The proposed legislation identifies seminal legal scholar Charles Hamilton Houston as the first Washingtonian to honored with a memorial statue
For Immediate Release: Tuesday, June 27, 2017
Contact: Nolan Treadway, 202-445-0361, firstname.lastname@example.org
Washington, DC – Today, Councilmember Kenyan R. McDuffie, Chair of the Committee on Business and Economic Development introduced the Charles Hamilton Houston and Other Diverse Washingtonians Commemorative Works Amendment Act of 2017. This measure would direct the Commemorative Works Commission to erect statues in each of the City’s eight wards that highlight native Washingtonians who are women and minorities, and allow the Council itself to sponsor a commemorative work on public space in the District.
Furthermore, the legislation would make the inaugural statue sponsored by the Council a memorial to honor Charles Hamilton Houston, a native Washingtonian and graduate of Dunbar High School.
“Houston led the law program at Howard University, and then went on to serve as special counsel for the NAACP, where he laid the legal foundation responsible for dismantling the American system of segregation,” Stated McDuffie, “There is no doubt that Houston left an indelible mark on society and inspired generations of lawyers to pursue the cause of freedom and justice for the underprivileged.
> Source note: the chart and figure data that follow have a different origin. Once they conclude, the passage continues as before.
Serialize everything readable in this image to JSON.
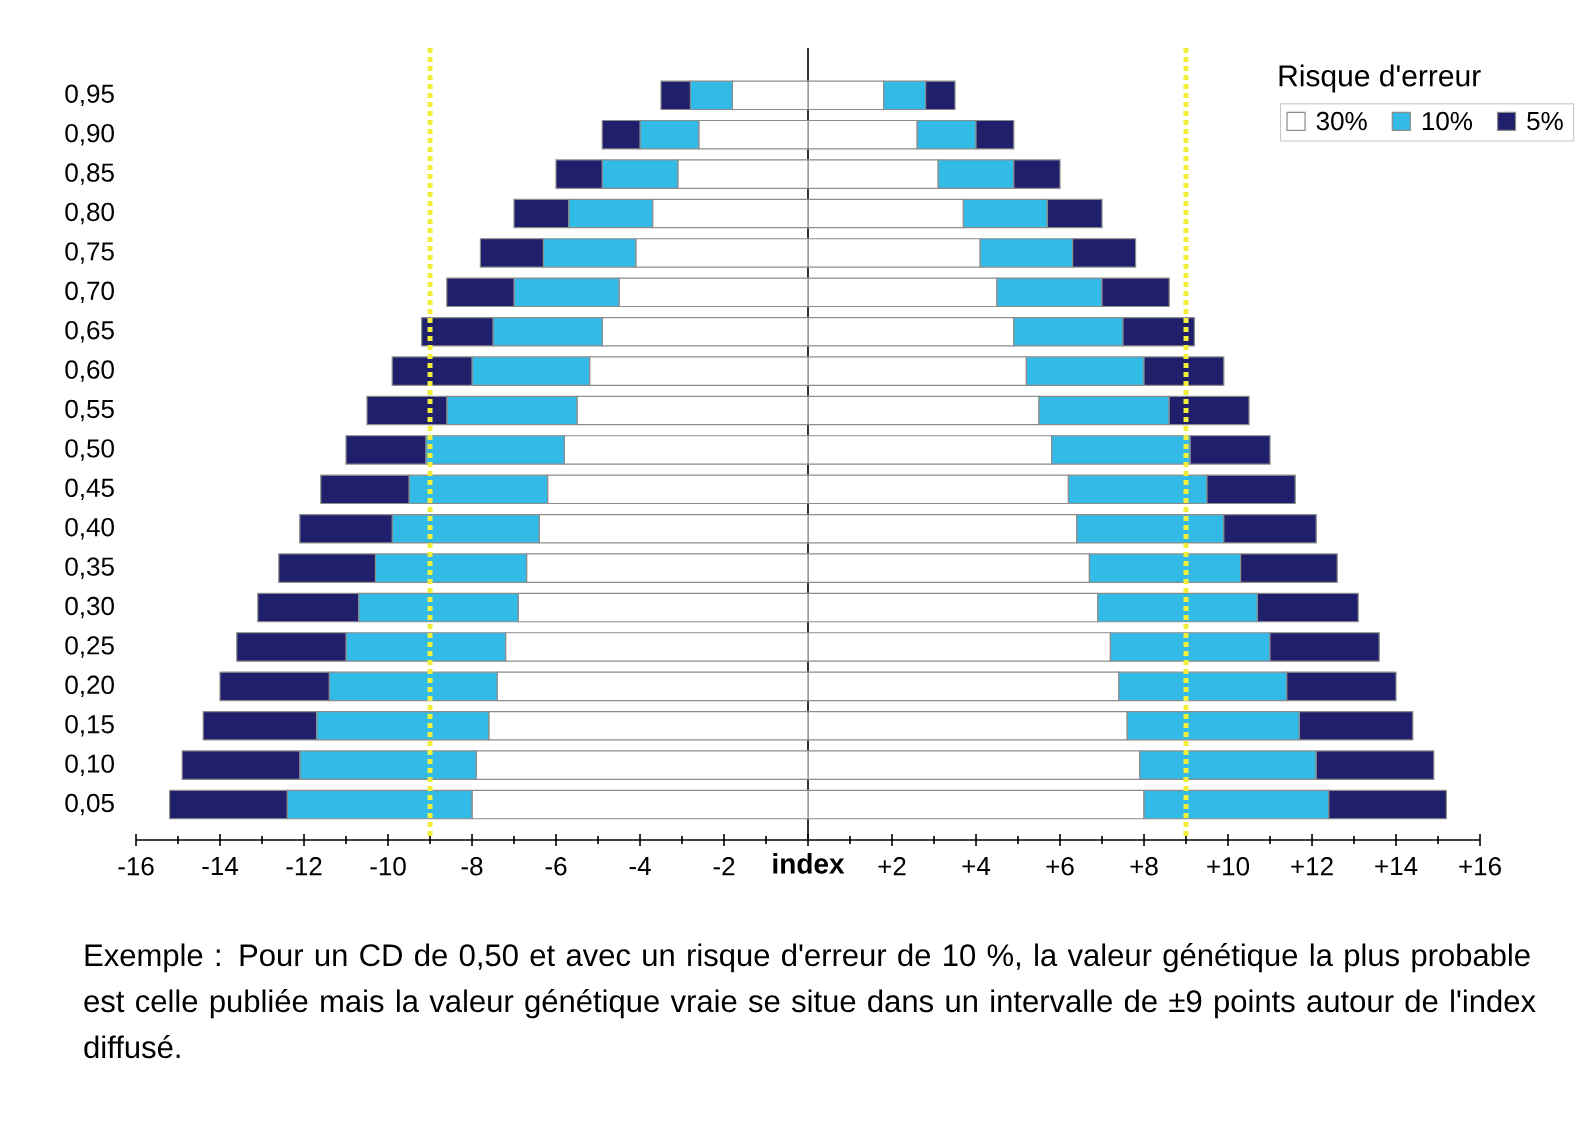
{
  "chart_data": {
    "type": "bar",
    "orientation": "horizontal",
    "stacked": true,
    "categories": [
      "0,95",
      "0,90",
      "0,85",
      "0,80",
      "0,75",
      "0,70",
      "0,65",
      "0,60",
      "0,55",
      "0,50",
      "0,45",
      "0,40",
      "0,35",
      "0,30",
      "0,25",
      "0,20",
      "0,15",
      "0,10",
      "0,05"
    ],
    "series": [
      {
        "name": "30%",
        "color": "#ffffff",
        "values": [
          1.8,
          2.6,
          3.1,
          3.7,
          4.1,
          4.5,
          4.9,
          5.2,
          5.5,
          5.8,
          6.2,
          6.4,
          6.7,
          6.9,
          7.2,
          7.4,
          7.6,
          7.9,
          8.0
        ]
      },
      {
        "name": "10%",
        "color": "#33bbe8",
        "values": [
          1.0,
          1.4,
          1.8,
          2.0,
          2.2,
          2.5,
          2.6,
          2.8,
          3.1,
          3.3,
          3.3,
          3.5,
          3.6,
          3.8,
          3.8,
          4.0,
          4.1,
          4.2,
          4.4
        ]
      },
      {
        "name": "5%",
        "color": "#1f1f6b",
        "values": [
          0.7,
          0.9,
          1.1,
          1.3,
          1.5,
          1.6,
          1.7,
          1.9,
          1.9,
          1.9,
          2.1,
          2.2,
          2.3,
          2.4,
          2.6,
          2.6,
          2.7,
          2.8,
          2.8
        ]
      },
      {
        "color": "#ffffff",
        "values": [
          -1.8,
          -2.6,
          -3.1,
          -3.7,
          -4.1,
          -4.5,
          -4.9,
          -5.2,
          -5.5,
          -5.8,
          -6.2,
          -6.4,
          -6.7,
          -6.9,
          -7.2,
          -7.4,
          -7.6,
          -7.9,
          -8.0
        ]
      },
      {
        "color": "#33bbe8",
        "values": [
          -1.0,
          -1.4,
          -1.8,
          -2.0,
          -2.2,
          -2.5,
          -2.6,
          -2.8,
          -3.1,
          -3.3,
          -3.3,
          -3.5,
          -3.6,
          -3.8,
          -3.8,
          -4.0,
          -4.1,
          -4.2,
          -4.4
        ]
      },
      {
        "color": "#1f1f6b",
        "values": [
          -0.7,
          -0.9,
          -1.1,
          -1.3,
          -1.5,
          -1.6,
          -1.7,
          -1.9,
          -1.9,
          -1.9,
          -2.1,
          -2.2,
          -2.3,
          -2.4,
          -2.6,
          -2.6,
          -2.7,
          -2.8,
          -2.8
        ]
      }
    ],
    "xlim": [
      -16,
      16
    ],
    "xticks": [
      -16,
      -14,
      -12,
      -10,
      -8,
      -6,
      -4,
      -2,
      {
        "value": 0,
        "label": null
      },
      {
        "value": 2,
        "label": "+2"
      },
      {
        "value": 4,
        "label": "+4"
      },
      {
        "value": 6,
        "label": "+6"
      },
      {
        "value": 8,
        "label": "+8"
      },
      {
        "value": 10,
        "label": "+10"
      },
      {
        "value": 12,
        "label": "+12"
      },
      {
        "value": 14,
        "label": "+14"
      },
      {
        "value": 16,
        "label": "+16"
      }
    ],
    "xlabel": "index",
    "legend": "top right",
    "legend_title": "Risque d'erreur",
    "ref_lines": [
      {
        "axis": "x",
        "value": -9,
        "color": "#f2ee3a",
        "line_style": "dotted"
      },
      {
        "axis": "x",
        "value": 9,
        "color": "#f2ee3a",
        "line_style": "dotted"
      }
    ],
    "annotations": [
      "Exemple : Pour un CD de 0,50 et avec un risque d'erreur de 10 %, la valeur génétique la plus probable est celle publiée mais la valeur génétique vraie se situe dans un intervalle de ±9 points autour de l'index diffusé."
    ]
  }
}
“The District of Columbia has been the birthplace for many unsung figures who had an impact on, not just the District of Columbia, but the entire nation,” McDuffie continued, “This bill is designed to memorialize them, educate residents and visitors about them, honor their legacy, and increase representation of native Washingtonian women and minority historical figures lauded throughout the city.”